The slave looked at me, in awe.

Then she cried out, suddenly, as I replaced the wadding in her mouth, tightening it in again, with the cords.

"What are you doing?" asked Lady Claudia, frightened.

I saw the slave's eyes regarding me, wildly, just before I drew the hood again, over her beautiful features, securing it in place, tying the cord at the back of her neck.

"What are you doing?" cried Lady Claudia.

"She has got us this far," I said. "This is as far as we could expect to get with her, unchallenged, she in her guise as you. She had done as much for us as she can. She had thus served her purposes."

"What do you mean?" whispered Lady Claudia.

I reached for the impaling spear.

"No," said Lady Claudia.

I pressed the point of the spear against the interior of the slave's thigh.
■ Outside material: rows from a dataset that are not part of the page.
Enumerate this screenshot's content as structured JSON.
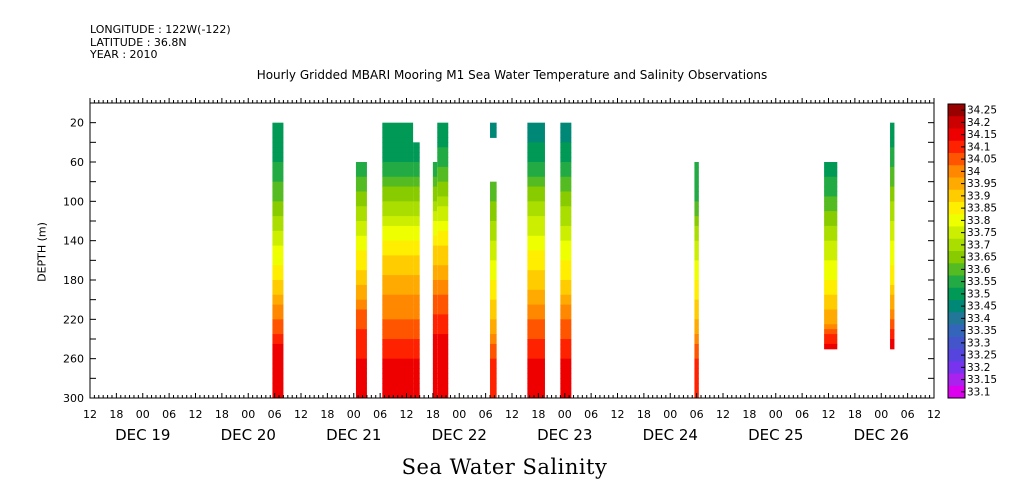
{
  "meta": {
    "longitude": "LONGITUDE : 122W(-122)",
    "latitude": "LATITUDE : 36.8N",
    "year": "YEAR : 2010"
  },
  "chart_data": {
    "type": "heatmap",
    "title": "Hourly Gridded MBARI Mooring M1 Sea Water Temperature and Salinity Observations",
    "xlabel": "Sea Water Salinity",
    "ylabel": "DEPTH (m)",
    "x_axis": {
      "unit": "hours since DEC 19 00:00, 2010",
      "range_hours": [
        -12,
        180
      ],
      "hour_tick_labels": [
        "12",
        "18",
        "00",
        "06",
        "12",
        "18",
        "00",
        "06",
        "12",
        "18",
        "00",
        "06",
        "12",
        "18",
        "00",
        "06",
        "12",
        "18",
        "00",
        "06",
        "12",
        "18",
        "00",
        "06",
        "12",
        "18",
        "00",
        "06",
        "12",
        "18",
        "00",
        "06",
        "12"
      ],
      "day_labels": [
        {
          "label": "DEC 19",
          "hour": 0
        },
        {
          "label": "DEC 20",
          "hour": 24
        },
        {
          "label": "DEC 21",
          "hour": 48
        },
        {
          "label": "DEC 22",
          "hour": 72
        },
        {
          "label": "DEC 23",
          "hour": 96
        },
        {
          "label": "DEC 24",
          "hour": 120
        },
        {
          "label": "DEC 25",
          "hour": 144
        },
        {
          "label": "DEC 26",
          "hour": 168
        }
      ]
    },
    "y_axis": {
      "unit": "m",
      "range": [
        0,
        300
      ],
      "reversed": true,
      "tick_labels": [
        20,
        60,
        100,
        140,
        180,
        220,
        260,
        300
      ]
    },
    "colorbar": {
      "levels": [
        34.25,
        34.2,
        34.15,
        34.1,
        34.05,
        34,
        33.95,
        33.9,
        33.85,
        33.8,
        33.75,
        33.7,
        33.65,
        33.6,
        33.55,
        33.5,
        33.45,
        33.4,
        33.35,
        33.3,
        33.25,
        33.2,
        33.15,
        33.1
      ],
      "labels": [
        "34.25",
        "34.2",
        "34.15",
        "34.1",
        "34.05",
        "34",
        "33.95",
        "33.9",
        "33.85",
        "33.8",
        "33.75",
        "33.7",
        "33.65",
        "33.6",
        "33.55",
        "33.5",
        "33.45",
        "33.4",
        "33.35",
        "33.3",
        "33.25",
        "33.2",
        "33.15",
        "33.1"
      ],
      "colors": [
        "#990000",
        "#cc0000",
        "#ee0000",
        "#ff2200",
        "#ff5500",
        "#ff8800",
        "#ffaa00",
        "#ffcc00",
        "#ffee00",
        "#eeff00",
        "#ccee00",
        "#aadd00",
        "#88cc00",
        "#55bb22",
        "#22aa44",
        "#009955",
        "#008877",
        "#227799",
        "#3366bb",
        "#4455cc",
        "#5544dd",
        "#7733ee",
        "#aa22ee",
        "#dd00ee"
      ]
    },
    "columns": [
      {
        "x_start": 29.5,
        "x_end": 32.0,
        "depth_top": 20,
        "depth_bottom": 300,
        "profile": [
          [
            20,
            33.5
          ],
          [
            60,
            33.55
          ],
          [
            100,
            33.65
          ],
          [
            140,
            33.78
          ],
          [
            180,
            33.9
          ],
          [
            220,
            34.05
          ],
          [
            260,
            34.2
          ],
          [
            300,
            34.18
          ]
        ]
      },
      {
        "x_start": 48.5,
        "x_end": 51.0,
        "depth_top": 60,
        "depth_bottom": 300,
        "profile": [
          [
            60,
            33.55
          ],
          [
            100,
            33.68
          ],
          [
            140,
            33.82
          ],
          [
            180,
            33.92
          ],
          [
            220,
            34.08
          ],
          [
            260,
            34.15
          ],
          [
            300,
            34.15
          ]
        ]
      },
      {
        "x_start": 54.5,
        "x_end": 61.5,
        "depth_top": 20,
        "depth_bottom": 300,
        "profile": [
          [
            20,
            33.5
          ],
          [
            60,
            33.55
          ],
          [
            100,
            33.7
          ],
          [
            140,
            33.85
          ],
          [
            180,
            33.97
          ],
          [
            220,
            34.05
          ],
          [
            260,
            34.15
          ],
          [
            300,
            34.15
          ]
        ]
      },
      {
        "x_start": 61.5,
        "x_end": 63.0,
        "depth_top": 40,
        "depth_bottom": 300,
        "profile": [
          [
            40,
            33.5
          ],
          [
            60,
            33.55
          ],
          [
            100,
            33.7
          ],
          [
            140,
            33.85
          ],
          [
            180,
            33.97
          ],
          [
            220,
            34.05
          ],
          [
            260,
            34.15
          ],
          [
            300,
            34.15
          ]
        ]
      },
      {
        "x_start": 66.0,
        "x_end": 67.0,
        "depth_top": 60,
        "depth_bottom": 300,
        "profile": [
          [
            60,
            33.55
          ],
          [
            100,
            33.7
          ],
          [
            140,
            33.88
          ],
          [
            180,
            34.0
          ],
          [
            220,
            34.12
          ],
          [
            260,
            34.2
          ],
          [
            300,
            34.15
          ]
        ]
      },
      {
        "x_start": 67.0,
        "x_end": 69.5,
        "depth_top": 20,
        "depth_bottom": 300,
        "profile": [
          [
            20,
            33.5
          ],
          [
            60,
            33.58
          ],
          [
            100,
            33.72
          ],
          [
            140,
            33.88
          ],
          [
            180,
            34.0
          ],
          [
            220,
            34.12
          ],
          [
            260,
            34.2
          ],
          [
            300,
            34.15
          ]
        ]
      },
      {
        "x_start": 79.0,
        "x_end": 80.5,
        "depth_top": 20,
        "depth_bottom": 35,
        "profile": [
          [
            20,
            33.45
          ],
          [
            35,
            33.45
          ]
        ]
      },
      {
        "x_start": 79.0,
        "x_end": 80.5,
        "depth_top": 80,
        "depth_bottom": 300,
        "profile": [
          [
            80,
            33.6
          ],
          [
            100,
            33.65
          ],
          [
            140,
            33.75
          ],
          [
            180,
            33.85
          ],
          [
            220,
            33.95
          ],
          [
            260,
            34.1
          ],
          [
            300,
            34.12
          ]
        ]
      },
      {
        "x_start": 87.5,
        "x_end": 91.5,
        "depth_top": 20,
        "depth_bottom": 300,
        "profile": [
          [
            20,
            33.45
          ],
          [
            60,
            33.55
          ],
          [
            100,
            33.7
          ],
          [
            140,
            33.82
          ],
          [
            180,
            33.92
          ],
          [
            220,
            34.05
          ],
          [
            260,
            34.15
          ],
          [
            300,
            34.15
          ]
        ]
      },
      {
        "x_start": 95.0,
        "x_end": 97.5,
        "depth_top": 20,
        "depth_bottom": 300,
        "profile": [
          [
            20,
            33.45
          ],
          [
            60,
            33.55
          ],
          [
            100,
            33.68
          ],
          [
            140,
            33.8
          ],
          [
            180,
            33.9
          ],
          [
            220,
            34.05
          ],
          [
            260,
            34.15
          ],
          [
            300,
            34.15
          ]
        ]
      },
      {
        "x_start": 125.5,
        "x_end": 126.5,
        "depth_top": 60,
        "depth_bottom": 300,
        "profile": [
          [
            60,
            33.55
          ],
          [
            100,
            33.6
          ],
          [
            140,
            33.75
          ],
          [
            180,
            33.85
          ],
          [
            220,
            33.95
          ],
          [
            260,
            34.1
          ],
          [
            300,
            34.15
          ]
        ]
      },
      {
        "x_start": 155.0,
        "x_end": 158.0,
        "depth_top": 60,
        "depth_bottom": 250,
        "profile": [
          [
            60,
            33.5
          ],
          [
            100,
            33.62
          ],
          [
            140,
            33.75
          ],
          [
            180,
            33.85
          ],
          [
            220,
            33.98
          ],
          [
            250,
            34.2
          ]
        ]
      },
      {
        "x_start": 170.0,
        "x_end": 171.0,
        "depth_top": 20,
        "depth_bottom": 250,
        "profile": [
          [
            20,
            33.5
          ],
          [
            60,
            33.58
          ],
          [
            100,
            33.7
          ],
          [
            140,
            33.8
          ],
          [
            180,
            33.88
          ],
          [
            220,
            34.05
          ],
          [
            250,
            34.2
          ]
        ]
      }
    ]
  }
}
She threw back her head, and moaned.

"You knew she would declare herself a slave!" said Lady Claudia.

"She is a slave," I said. "It is fitting."

"I am no less a slave than she!" said Lady Claudia. "That is true," I said.

"And now," she cried, "that you have won from her her confession that she was slave, and she has said the words themselves, enacting imbondment upon herself, you would put her, now, not even in the dignity of the free woman, but in the misery and degradation of a shamed slave, upon the spear!"

"Do you not think this slave, when she was a free woman," I asked, "would not have enjoyed seeing you on the spear?"

"No matter!" cried Lady Claudia. "No matter!"

"Those of Ar's Station," I said, "will expect to see her on the spear. If she is not there, I do not think we will get very far. When we leave the platform here, let them think our work has been done. Then we will draw away somewhere, I removing this mask, you retaining your rags and veil."

"No!" said Lady Claudia.

"It may be our only hope at escape," I said, "you falling to Cosians, I perhaps managing to mingle with them."

"You are a brave man," she said. "I admire you. You have been strong with me. You have been kind to me. You have risked much for me. I want to escape. I see your reasoning. But if there must be a body on the spear, let it be mine. It is I who am guilty of treason, not she. Thus, it is I who should be impaled, not she."

"But you are a free woman," I said. "She is only a slave."

"You know, truly," she said, "she is no more, if as much, a slave as I. Surely in the cell, often enough, I gave you ample evidence that my fitting destiny was to give my entire being to the selfless love and service of a man!"

"You pity her because you are yourself no better than a slave," I said. "I would pity her if she were a free woman," she said, "and I pity her now, that she is a slave."